Rahmi olmayan kadınların çocuk sahibi olabilmek için taşıyıcı anneliğe başvurduğunu ifade eden Prof. Dr. Mats Brannstrom, bu durumun belli zorlukları da beraberinde getirdiğini vurguluyor. Birçok ülkede etik ve dinî nedenlerle taşıyıcı anneliğin yasal olmadığına dikkat çeken Brannstrom, İngiltere’de halen 15 bin kadının rahimsiz yaşadığını ve her yıl bunların 200′ünün taşıyıcı anneler yoluyla çocuk sahibi olduğunu belirtiyor.

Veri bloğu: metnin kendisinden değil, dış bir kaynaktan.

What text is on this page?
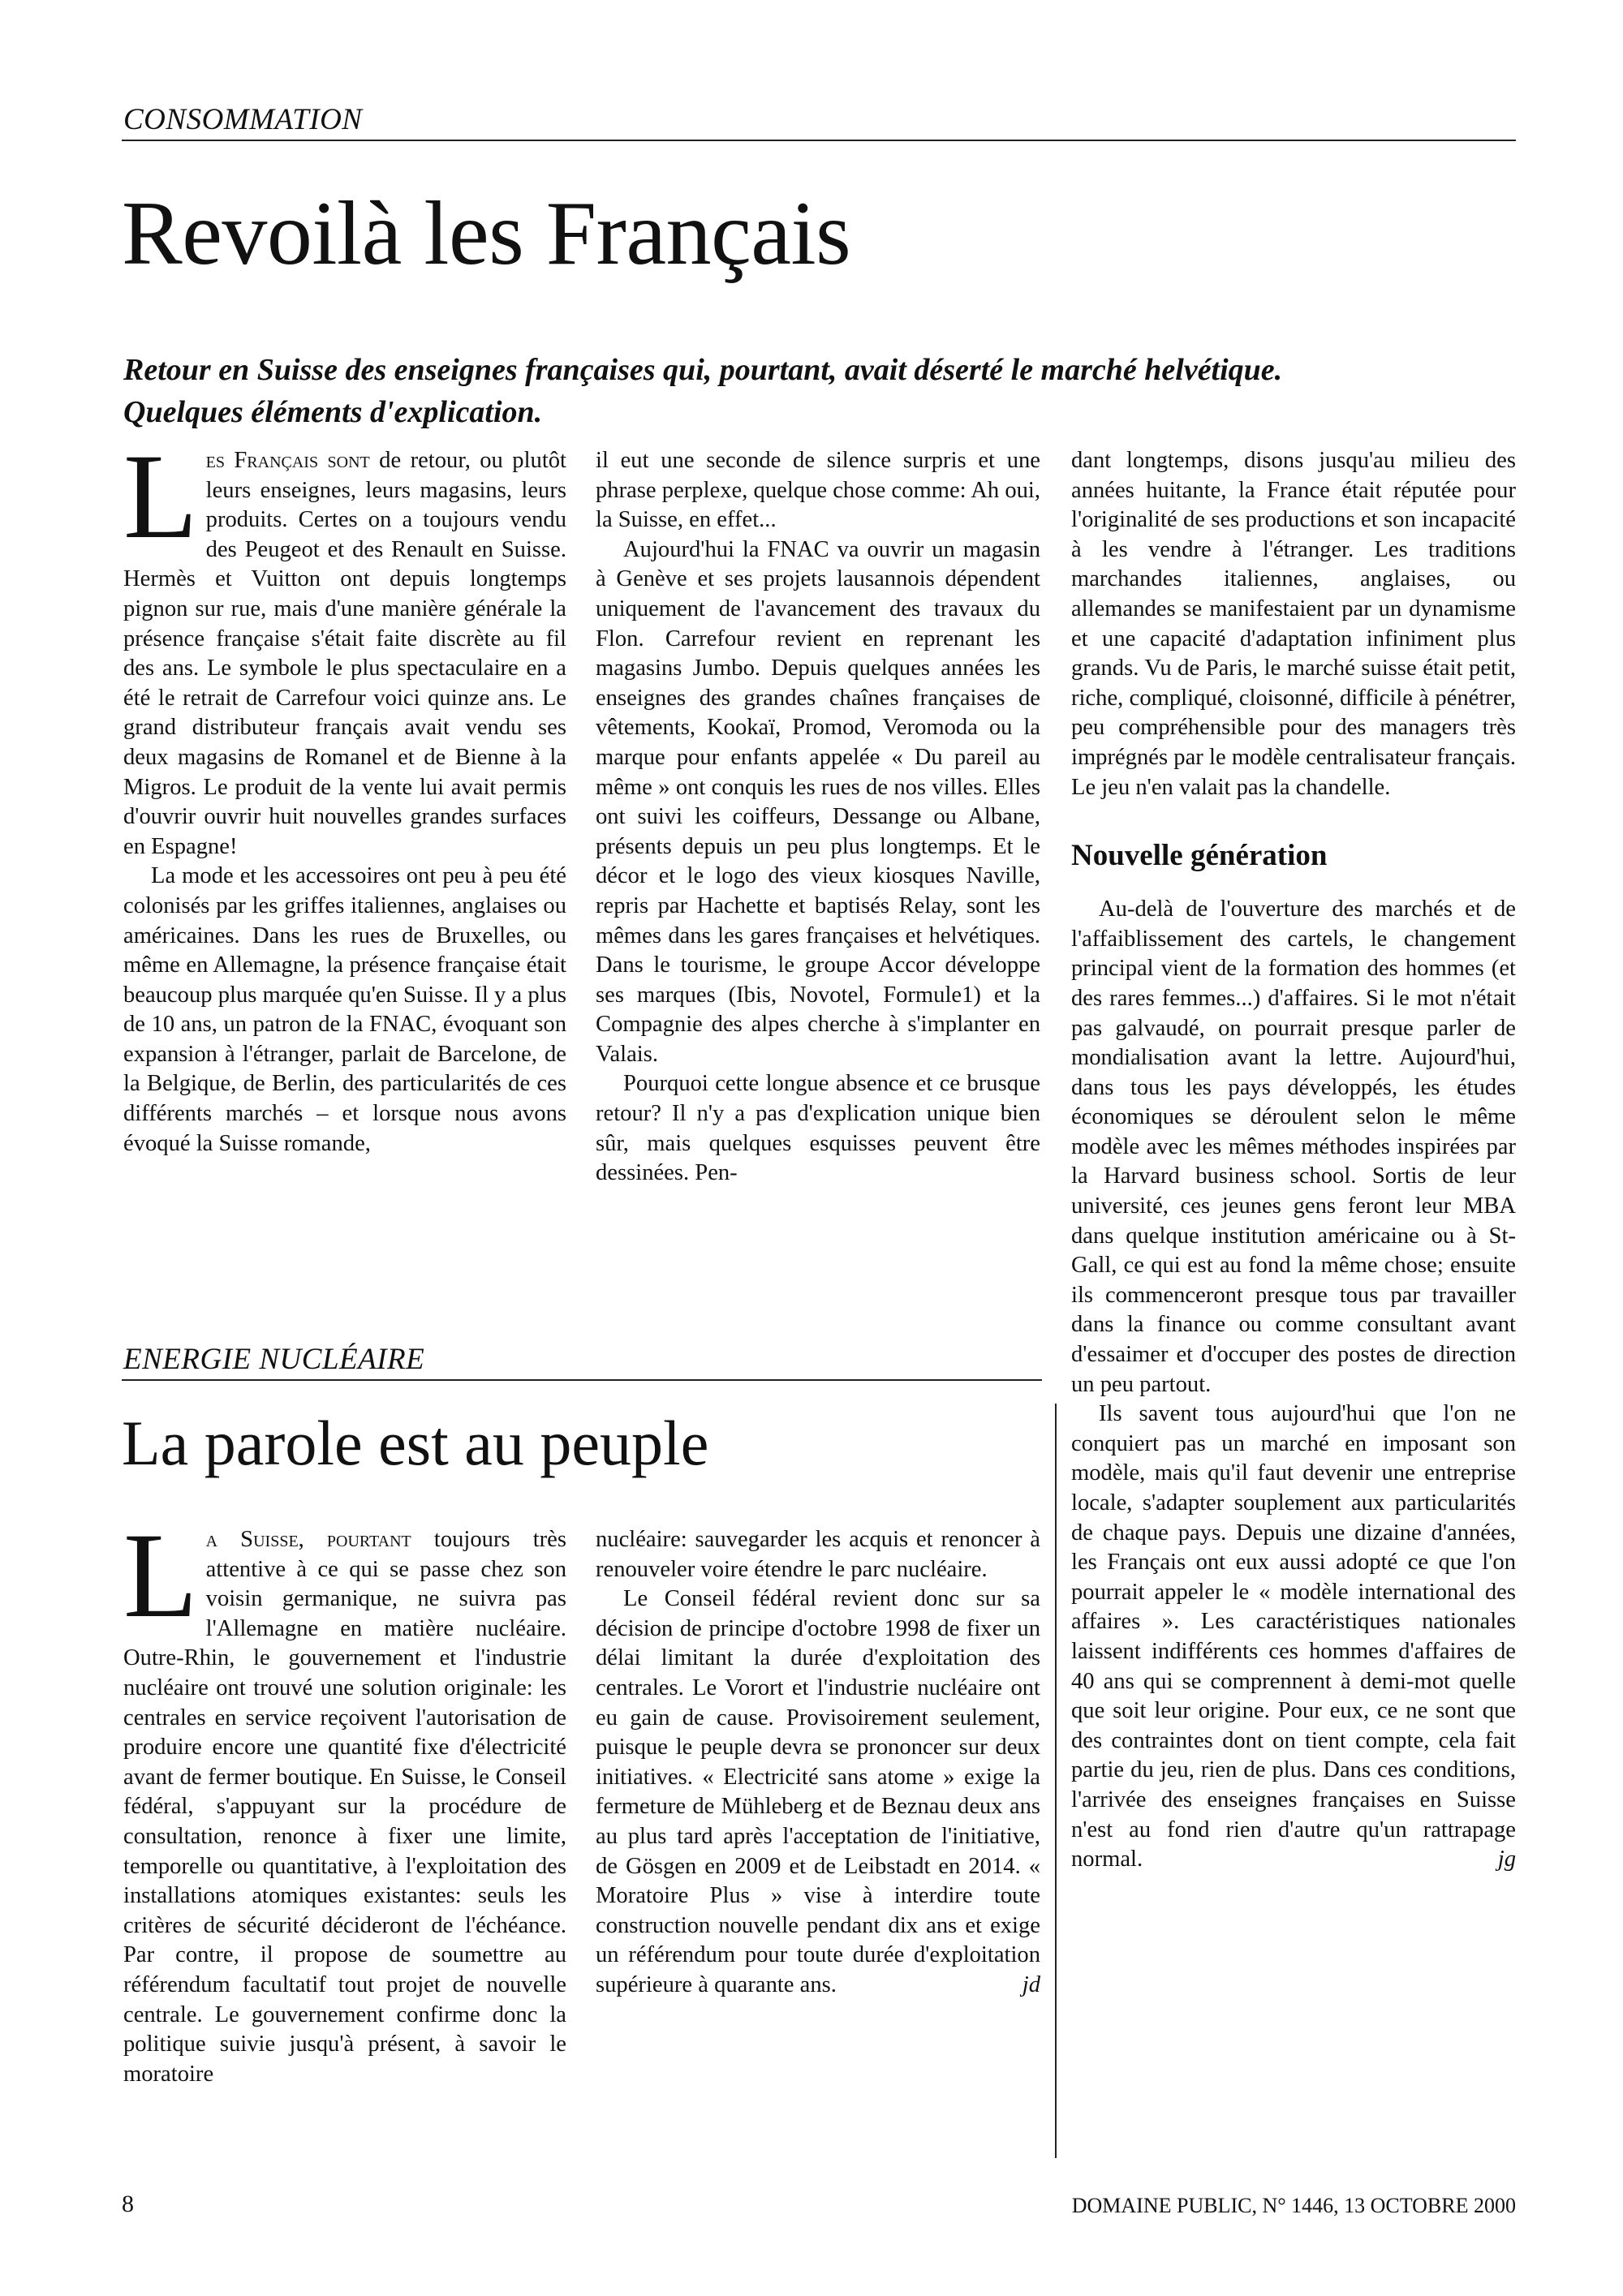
CONSOMMATION
Revoilà les Français
Retour en Suisse des enseignes françaises qui, pourtant, avait déserté le marché helvétique. Quelques éléments d'explication.

Les Français sont de retour, ou plutôt leurs enseignes, leurs magasins, leurs produits. Certes on a toujours vendu des Peugeot et des Renault en Suisse. Hermès et Vuitton ont depuis longtemps pignon sur rue, mais d'une manière générale la présence française s'était faite discrète au fil des ans. Le symbole le plus spectaculaire en a été le retrait de Carrefour voici quinze ans. Le grand distributeur français avait vendu ses deux magasins de Romanel et de Bienne à la Migros. Le produit de la vente lui avait permis d'ouvrir ouvrir huit nouvelles grandes surfaces en Espagne!

La mode et les accessoires ont peu à peu été colonisés par les griffes italiennes, anglaises ou américaines. Dans les rues de Bruxelles, ou même en Allemagne, la présence française était beaucoup plus marquée qu'en Suisse. Il y a plus de 10 ans, un patron de la FNAC, évoquant son expansion à l'étranger, parlait de Barcelone, de la Belgique, de Berlin, des particularités de ces différents marchés – et lorsque nous avons évoqué la Suisse romande,

il eut une seconde de silence surpris et une phrase perplexe, quelque chose comme: Ah oui, la Suisse, en effet...

Aujourd'hui la FNAC va ouvrir un magasin à Genève et ses projets lausannois dépendent uniquement de l'avancement des travaux du Flon. Carrefour revient en reprenant les magasins Jumbo. Depuis quelques années les enseignes des grandes chaînes françaises de vêtements, Kookaï, Promod, Veromoda ou la marque pour enfants appelée « Du pareil au même » ont conquis les rues de nos villes. Elles ont suivi les coiffeurs, Dessange ou Albane, présents depuis un peu plus longtemps. Et le décor et le logo des vieux kiosques Naville, repris par Hachette et baptisés Relay, sont les mêmes dans les gares françaises et helvétiques. Dans le tourisme, le groupe Accor développe ses marques (Ibis, Novotel, Formule1) et la Compagnie des alpes cherche à s'implanter en Valais.

Pourquoi cette longue absence et ce brusque retour? Il n'y a pas d'explication unique bien sûr, mais quelques esquisses peuvent être dessinées. Pen-

dant longtemps, disons jusqu'au milieu des années huitante, la France était réputée pour l'originalité de ses productions et son incapacité à les vendre à l'étranger. Les traditions marchandes italiennes, anglaises, ou allemandes se manifestaient par un dynamisme et une capacité d'adaptation infiniment plus grands. Vu de Paris, le marché suisse était petit, riche, compliqué, cloisonné, difficile à pénétrer, peu compréhensible pour des managers très imprégnés par le modèle centralisateur français. Le jeu n'en valait pas la chandelle.

Nouvelle génération

Au-delà de l'ouverture des marchés et de l'affaiblissement des cartels, le changement principal vient de la formation des hommes (et des rares femmes...) d'affaires. Si le mot n'était pas galvaudé, on pourrait presque parler de mondialisation avant la lettre. Aujourd'hui, dans tous les pays développés, les études économiques se déroulent selon le même modèle avec les mêmes méthodes inspirées par la Harvard business school. Sortis de leur université, ces jeunes gens feront leur MBA dans quelque institution américaine ou à St-Gall, ce qui est au fond la même chose; ensuite ils commenceront presque tous par travailler dans la finance ou comme consultant avant d'essaimer et d'occuper des postes de direction un peu partout.

Ils savent tous aujourd'hui que l'on ne conquiert pas un marché en imposant son modèle, mais qu'il faut devenir une entreprise locale, s'adapter souplement aux particularités de chaque pays. Depuis une dizaine d'années, les Français ont eux aussi adopté ce que l'on pourrait appeler le « modèle international des affaires ». Les caractéristiques nationales laissent indifférents ces hommes d'affaires de 40 ans qui se comprennent à demi-mot quelle que soit leur origine. Pour eux, ce ne sont que des contraintes dont on tient compte, cela fait partie du jeu, rien de plus. Dans ces conditions, l'arrivée des enseignes françaises en Suisse n'est au fond rien d'autre qu'un rattrapage normal.	jg

ENERGIE NUCLÉAIRE
La parole est au peuple

La Suisse, pourtant toujours très attentive à ce qui se passe chez son voisin germanique, ne suivra pas l'Allemagne en matière nucléaire. Outre-Rhin, le gouvernement et l'industrie nucléaire ont trouvé une solution originale: les centrales en service reçoivent l'autorisation de produire encore une quantité fixe d'électricité avant de fermer boutique. En Suisse, le Conseil fédéral, s'appuyant sur la procédure de consultation, renonce à fixer une limite, temporelle ou quantitative, à l'exploitation des installations atomiques existantes: seuls les critères de sécurité décideront de l'échéance. Par contre, il propose de soumettre au référendum facultatif tout projet de nouvelle centrale. Le gouvernement confirme donc la politique suivie jusqu'à présent, à savoir le moratoire

nucléaire: sauvegarder les acquis et renoncer à renouveler voire étendre le parc nucléaire.

Le Conseil fédéral revient donc sur sa décision de principe d'octobre 1998 de fixer un délai limitant la durée d'exploitation des centrales. Le Vorort et l'industrie nucléaire ont eu gain de cause. Provisoirement seulement, puisque le peuple devra se prononcer sur deux initiatives. « Electricité sans atome » exige la fermeture de Mühleberg et de Beznau deux ans au plus tard après l'acceptation de l'initiative, de Gösgen en 2009 et de Leibstadt en 2014. « Moratoire Plus » vise à interdire toute construction nouvelle pendant dix ans et exige un référendum pour toute durée d'exploitation supérieure à quarante ans.	jd

8	DOMAINE PUBLIC, N° 1446, 13 OCTOBRE 2000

Yumurta Nakliyle de Anne Olacaklar

Amerika’da yumurta nakli konusunda çalışmalar yapan Prof. Dr. Sherman Silber, menopoza giren ya da tüp bebek denemeleri başarısızlıkla sonuçlanan kadınların yumurta nakliyle anne sahibi olabileceğini bildiriyor. Türk Jinekoloji ve Obstetrik Derneği Başkanı Prof. Dr. Bülent Tıraş da gelecekte yumurtalık ve rahim naklinin birlikte gerçekleştirilebileceğini söylüyor. Günümüzde birçok kadının genç yaşta çocuk sahibi olmak istemediğini vurgulayan Tıraş, “Nakille birlikte 25 yaşında yumurtasını donduran bir kadın 45 yaşında kendi yumurtasıyla hamile kalabilecek. Üstelik çocuk sahibi olmanın yanı sıra kadınlar bu yöntemle menopozlarını da geciktirebilecek.” diye konuşuyor.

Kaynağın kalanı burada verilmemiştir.